In Brief: Economic-Development Agencies Make Promises They Can’t Keep
Take it from an economist: We’re not great at predicting the future.
The work of prognosticating broad economic trends is more the stuff of an educated guessing game than simply plugging in numbers and calculating the outcomes. As Wesley Davenport, economist and research fellow at the Center for Economic Accountability, explains, “Economic analysis is about broad trends, not specific details.”
Sure, economists have models, and those models give us insight into what is likely to happen — within limits. But those models cannot predict economic indicators and outcomes to the nth decimal point. An economist may suggest that the inflation rate will increase if the Federal Reserve prints more money, but he can’t reliably predict by how much inflation will increase.
Large companies hire teams of economists to help them attempt to predict consumer trends and respond to them. And Davenport notes that economists “are great at providing a sense of the current state of affairs and where we might be heading, but detailed predictions fail more often than they are proved true.”
You’d never know this from the constant stream of press releases by economic-development agencies that claim that a particular taxpayer-funded subsidy will, say, “create 2,450 jobs.” Not only is it impossible for economists to be this specific, economic-development agencies also lack any alternative to compare these projections to.
Yet economic-development agencies do play this game of predicting the exact impact of economic trends on a given market.
Whatever it is those economic-development agencies are doing to come up with their numbers, it’s not economics. It’s marketing for a public-policy decision that has already been made, and if truth-in-advertising laws applied to the government, they’d be in trouble for it. The future of the economy is unpredictable because “the economy” is what happens when every person goes about their daily life, making decisions and dealing with expected and unexpected situations.

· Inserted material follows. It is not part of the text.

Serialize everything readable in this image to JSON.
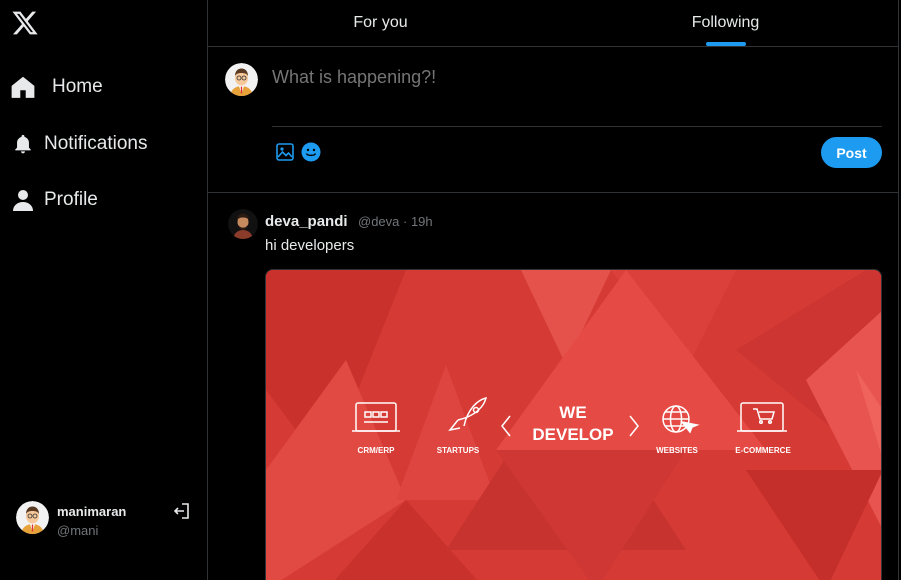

In other words, what these economic-development agencies are really engaged in is more politics than economics. As Davenport concludes:
America’s economic-development agencies cannot predict, let alone manage, the future — not because they lack expertise but because it can’t be done. Yet they continue to try, and they use your tax dollars to do it. American communities would be better off if these agencies cut the pseudoscience and stepped aside.